Poor Things, which won four Academy Awards this year, including Best Actress for Emma Stone, is quite a visual film that blends too many genres with imaginative and totally unconventional cinematic choices. From extremely wide lenses for visualizations to an unrealistic setting, Yorgos Lanthimos unsettles the viewer from the very first visual, and what you eventually get is a political film that scores for its craft over its agenda. With Emma Stone delivering a remarkable performance as the lead character, Poor Things feels like a breath of fresh air in storytelling.
The story is set in this fictional 19th century, where a surgeon named Godwin Baxter has done a crazy experiment on one of his patients. He had swapped the patient’s brain with her yet-to-be-born child’s brain. After the surgery, it gave birth to this new human being, whom Baxter named Bella, who has the body of a fully grown adult and the understanding of a baby. The coming-of-age journey of Bella Baxter is what we see in Poor Things.

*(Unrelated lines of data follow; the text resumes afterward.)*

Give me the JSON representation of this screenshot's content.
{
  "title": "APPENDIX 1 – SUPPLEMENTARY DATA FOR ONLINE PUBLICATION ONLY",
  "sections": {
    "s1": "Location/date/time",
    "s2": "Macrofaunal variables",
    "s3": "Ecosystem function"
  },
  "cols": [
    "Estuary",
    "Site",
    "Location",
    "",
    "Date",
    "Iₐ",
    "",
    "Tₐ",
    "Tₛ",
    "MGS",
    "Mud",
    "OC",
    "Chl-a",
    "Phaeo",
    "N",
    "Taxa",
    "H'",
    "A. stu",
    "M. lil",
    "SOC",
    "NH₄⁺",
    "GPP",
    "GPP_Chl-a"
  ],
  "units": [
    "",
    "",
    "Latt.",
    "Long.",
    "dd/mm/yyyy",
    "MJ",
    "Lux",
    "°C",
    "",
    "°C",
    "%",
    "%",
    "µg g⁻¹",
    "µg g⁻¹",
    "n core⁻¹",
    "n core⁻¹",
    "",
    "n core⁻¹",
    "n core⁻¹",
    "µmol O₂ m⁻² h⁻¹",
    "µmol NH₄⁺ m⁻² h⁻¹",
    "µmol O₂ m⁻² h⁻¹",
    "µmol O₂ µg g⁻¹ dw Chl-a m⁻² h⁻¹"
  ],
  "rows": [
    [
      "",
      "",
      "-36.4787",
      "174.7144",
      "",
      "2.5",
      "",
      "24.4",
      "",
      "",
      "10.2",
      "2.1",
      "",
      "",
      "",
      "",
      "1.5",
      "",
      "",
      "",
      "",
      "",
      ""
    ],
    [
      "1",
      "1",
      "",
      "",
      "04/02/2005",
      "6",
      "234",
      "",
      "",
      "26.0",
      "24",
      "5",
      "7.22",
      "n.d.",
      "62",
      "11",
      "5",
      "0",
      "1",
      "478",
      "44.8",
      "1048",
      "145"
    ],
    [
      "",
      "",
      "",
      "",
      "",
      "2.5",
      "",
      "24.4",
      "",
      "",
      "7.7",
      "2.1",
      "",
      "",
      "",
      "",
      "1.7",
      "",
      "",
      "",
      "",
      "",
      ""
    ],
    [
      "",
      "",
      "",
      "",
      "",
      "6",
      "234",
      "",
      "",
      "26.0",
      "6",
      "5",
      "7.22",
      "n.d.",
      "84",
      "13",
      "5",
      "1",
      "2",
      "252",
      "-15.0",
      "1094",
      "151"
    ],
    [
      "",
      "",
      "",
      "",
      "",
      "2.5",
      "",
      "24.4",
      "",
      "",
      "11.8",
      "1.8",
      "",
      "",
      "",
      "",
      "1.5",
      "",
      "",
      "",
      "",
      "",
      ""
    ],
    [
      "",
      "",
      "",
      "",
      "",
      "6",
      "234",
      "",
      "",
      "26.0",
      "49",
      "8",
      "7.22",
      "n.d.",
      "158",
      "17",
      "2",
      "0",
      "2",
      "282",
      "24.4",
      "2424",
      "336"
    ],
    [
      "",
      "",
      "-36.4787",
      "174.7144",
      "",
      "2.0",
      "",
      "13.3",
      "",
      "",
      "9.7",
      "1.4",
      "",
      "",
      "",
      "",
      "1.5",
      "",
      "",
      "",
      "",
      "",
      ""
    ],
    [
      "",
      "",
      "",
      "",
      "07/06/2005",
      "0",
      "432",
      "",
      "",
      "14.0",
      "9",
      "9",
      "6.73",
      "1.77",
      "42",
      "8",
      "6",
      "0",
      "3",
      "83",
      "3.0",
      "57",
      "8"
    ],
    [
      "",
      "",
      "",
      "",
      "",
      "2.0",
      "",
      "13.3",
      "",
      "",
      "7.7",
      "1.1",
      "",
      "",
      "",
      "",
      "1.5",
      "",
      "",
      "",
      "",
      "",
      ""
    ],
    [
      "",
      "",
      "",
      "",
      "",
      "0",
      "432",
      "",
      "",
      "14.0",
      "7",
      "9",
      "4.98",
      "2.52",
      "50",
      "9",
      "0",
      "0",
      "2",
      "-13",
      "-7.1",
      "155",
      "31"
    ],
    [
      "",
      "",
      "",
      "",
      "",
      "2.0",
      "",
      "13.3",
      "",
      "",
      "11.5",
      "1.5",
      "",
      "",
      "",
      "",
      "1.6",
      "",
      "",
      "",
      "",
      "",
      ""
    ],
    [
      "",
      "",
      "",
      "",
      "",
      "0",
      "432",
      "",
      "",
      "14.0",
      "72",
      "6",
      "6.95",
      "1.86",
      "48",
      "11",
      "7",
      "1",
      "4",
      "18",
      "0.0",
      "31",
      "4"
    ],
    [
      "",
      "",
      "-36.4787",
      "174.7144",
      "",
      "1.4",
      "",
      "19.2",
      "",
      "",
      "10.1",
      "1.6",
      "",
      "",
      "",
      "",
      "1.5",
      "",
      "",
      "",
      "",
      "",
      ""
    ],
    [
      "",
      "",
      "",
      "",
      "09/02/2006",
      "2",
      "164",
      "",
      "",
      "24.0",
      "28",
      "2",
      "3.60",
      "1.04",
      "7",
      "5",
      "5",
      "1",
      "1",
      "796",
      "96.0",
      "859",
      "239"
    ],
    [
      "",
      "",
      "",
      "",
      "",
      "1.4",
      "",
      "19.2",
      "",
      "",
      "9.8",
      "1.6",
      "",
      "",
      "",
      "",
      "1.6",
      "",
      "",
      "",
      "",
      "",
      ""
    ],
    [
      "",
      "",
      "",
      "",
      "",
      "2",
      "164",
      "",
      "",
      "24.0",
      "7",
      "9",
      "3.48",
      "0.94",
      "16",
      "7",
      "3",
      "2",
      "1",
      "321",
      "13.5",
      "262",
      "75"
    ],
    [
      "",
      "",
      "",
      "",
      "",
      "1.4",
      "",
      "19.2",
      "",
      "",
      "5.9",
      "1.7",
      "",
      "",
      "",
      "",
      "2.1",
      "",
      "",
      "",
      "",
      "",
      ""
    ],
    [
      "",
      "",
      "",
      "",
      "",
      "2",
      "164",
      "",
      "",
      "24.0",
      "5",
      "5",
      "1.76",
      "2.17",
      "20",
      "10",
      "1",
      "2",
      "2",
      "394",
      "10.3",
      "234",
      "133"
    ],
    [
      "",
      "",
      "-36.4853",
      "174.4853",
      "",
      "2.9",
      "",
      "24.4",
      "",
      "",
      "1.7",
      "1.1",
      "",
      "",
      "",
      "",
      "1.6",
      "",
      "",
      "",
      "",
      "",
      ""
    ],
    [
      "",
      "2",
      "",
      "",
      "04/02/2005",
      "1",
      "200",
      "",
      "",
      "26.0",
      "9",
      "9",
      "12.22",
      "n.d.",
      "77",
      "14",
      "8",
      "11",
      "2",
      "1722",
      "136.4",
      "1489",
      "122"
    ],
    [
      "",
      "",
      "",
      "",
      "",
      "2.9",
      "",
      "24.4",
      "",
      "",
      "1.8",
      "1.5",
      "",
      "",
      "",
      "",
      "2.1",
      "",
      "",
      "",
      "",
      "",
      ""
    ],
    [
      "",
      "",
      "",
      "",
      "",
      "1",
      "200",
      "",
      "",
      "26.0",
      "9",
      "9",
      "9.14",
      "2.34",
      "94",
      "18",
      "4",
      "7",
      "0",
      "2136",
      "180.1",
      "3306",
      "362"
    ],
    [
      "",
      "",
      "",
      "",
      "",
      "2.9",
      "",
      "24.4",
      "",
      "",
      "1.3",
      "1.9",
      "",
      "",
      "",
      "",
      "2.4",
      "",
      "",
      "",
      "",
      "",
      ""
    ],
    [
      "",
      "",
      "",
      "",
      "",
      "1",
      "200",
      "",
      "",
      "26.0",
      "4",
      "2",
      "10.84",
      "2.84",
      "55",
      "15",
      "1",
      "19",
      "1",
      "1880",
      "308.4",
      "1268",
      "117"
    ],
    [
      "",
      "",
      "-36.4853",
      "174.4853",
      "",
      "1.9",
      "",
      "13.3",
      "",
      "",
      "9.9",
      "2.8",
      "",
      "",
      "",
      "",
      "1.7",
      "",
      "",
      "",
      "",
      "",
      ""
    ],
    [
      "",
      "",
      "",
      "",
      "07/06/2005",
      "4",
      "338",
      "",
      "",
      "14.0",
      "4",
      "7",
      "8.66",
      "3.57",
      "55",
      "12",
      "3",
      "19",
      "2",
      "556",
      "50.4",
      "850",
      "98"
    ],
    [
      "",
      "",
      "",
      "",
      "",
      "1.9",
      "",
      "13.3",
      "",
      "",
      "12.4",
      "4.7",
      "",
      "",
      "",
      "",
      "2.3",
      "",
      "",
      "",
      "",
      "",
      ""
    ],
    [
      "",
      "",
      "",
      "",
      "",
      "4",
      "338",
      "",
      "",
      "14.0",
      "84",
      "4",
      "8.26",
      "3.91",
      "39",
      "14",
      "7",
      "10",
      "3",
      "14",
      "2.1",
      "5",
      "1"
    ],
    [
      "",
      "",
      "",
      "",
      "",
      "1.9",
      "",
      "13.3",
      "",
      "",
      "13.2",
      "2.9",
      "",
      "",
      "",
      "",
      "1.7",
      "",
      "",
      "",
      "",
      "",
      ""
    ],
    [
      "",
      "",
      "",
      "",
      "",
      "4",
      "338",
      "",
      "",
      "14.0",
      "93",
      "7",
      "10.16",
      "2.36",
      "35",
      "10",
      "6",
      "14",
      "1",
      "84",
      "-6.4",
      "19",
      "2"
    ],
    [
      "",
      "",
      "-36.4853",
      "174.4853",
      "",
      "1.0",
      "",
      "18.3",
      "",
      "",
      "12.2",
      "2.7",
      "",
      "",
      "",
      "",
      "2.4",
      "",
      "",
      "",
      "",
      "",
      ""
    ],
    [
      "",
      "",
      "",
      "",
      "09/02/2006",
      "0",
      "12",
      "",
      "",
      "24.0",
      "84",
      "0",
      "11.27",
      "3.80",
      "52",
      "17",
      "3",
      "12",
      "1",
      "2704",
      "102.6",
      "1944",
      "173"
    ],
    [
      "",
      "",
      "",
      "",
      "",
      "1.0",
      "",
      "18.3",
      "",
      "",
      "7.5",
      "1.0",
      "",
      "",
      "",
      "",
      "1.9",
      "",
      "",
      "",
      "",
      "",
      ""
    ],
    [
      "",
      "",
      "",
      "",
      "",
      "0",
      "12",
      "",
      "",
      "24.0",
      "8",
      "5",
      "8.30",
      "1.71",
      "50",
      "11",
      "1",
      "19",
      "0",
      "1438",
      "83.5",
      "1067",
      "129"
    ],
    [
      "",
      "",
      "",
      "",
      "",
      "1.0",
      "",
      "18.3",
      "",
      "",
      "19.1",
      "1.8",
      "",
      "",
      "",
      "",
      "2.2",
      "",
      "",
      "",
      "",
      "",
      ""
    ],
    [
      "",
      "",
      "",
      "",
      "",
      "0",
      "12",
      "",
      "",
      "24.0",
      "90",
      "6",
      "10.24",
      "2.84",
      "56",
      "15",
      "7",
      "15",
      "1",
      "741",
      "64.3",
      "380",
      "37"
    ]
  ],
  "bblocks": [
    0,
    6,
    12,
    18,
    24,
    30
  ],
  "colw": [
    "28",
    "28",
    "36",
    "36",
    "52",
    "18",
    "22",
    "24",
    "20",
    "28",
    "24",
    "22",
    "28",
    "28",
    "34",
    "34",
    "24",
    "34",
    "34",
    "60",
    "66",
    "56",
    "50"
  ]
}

What is so peculiar about Yorgos Lanthimos’ film is that you can assign a wide range of genres to this film, and it will fit into all that in a very unconventional way. It is definitely a fantasy film. But it evolves into a black comedy and sex comedy at times, eventually stabilizing itself in the form of a self-discovery journey of a woman who questions the basic stereotypes in gender roles. For those in India, I would say Poor Things is somewhat like a very eccentric, totally uninhibited and extremely political version of something similar to PK by Rajkumar Hirani. Bella Baxter is a woman who questions the roles assigned to women by men, and her innocence and lack of knowledge are making her raise fundamental and significant questions.
Emma Stone is just brilliant in being Bella. What I liked about how she has performed and how the movie has shown her progress is how seamless the evolution was. In the initial bits, she is pretty much a child who doesn’t even know words properly. Then it graduates into grammarless sentences, and eventually, she becomes that person who knows how to construct a sentence very smartly. Stone performs these transitions in terms of body language and dialogue rendering so brilliantly. Mark Ruffalo, as the womanizer Duncan Wedderburn, is definitely playing a character that is totally not in his zone, and with that attire and expressions he really felt apt for the part. Willem Dafoe, even with those prosthetic makeup manages to pull off a really convincing performance as the creator God, aka Godwin Baxter. Ramy Youssef as the perplexed Max McCandles and Christopher Abbott as the patriarchal Alfie Blessington are the other names in the cast.
The filmography of Yorgos Lanthimos comprises films with a very wacky filmmaking sensibility, and that hasn’t changed for Poor Things as well. From the aspect ratio to the extensive use of extremely wide lenses, Lathimos is trying to emphasize the absurdity at every point. He uses black and white visuals to show us the caged phase of Bella. And there is this vintage cinema tribute-like Zoom in, Zoom out and whip pans happening in many scenes. There is that blunt approach towards the idea of a woman understanding womanhood, and that leads to a lot of nudity in the film. But the good thing is that rather than creating a distraction, the placement of those scenes is such that the PK-like questioning nature of Bella would make us engage in that political debate of the film. The colour-rich production design and costumes enhance the unorthodox craft of Yorgos Lanthimos.
Poor Things is taking ample time to reach that point where you sort of get the kick of the concept. Out of the 142 minutes of runtime, the most exciting phase is the last 50 minutes, where Bella starts to apply her learning to make it difficult for the ones who want to cage her literally and psychologically. If you enjoy the rule-breaking visual filmmaking that acknowledges the importance of craft in political storytelling, I would say Poor Things will surely give you that cinematic delight.
If you enjoy the rule-breaking visual filmmaking that acknowledges the importance of craft in political storytelling, I would say Poor Things will surely give you that cinematic delight.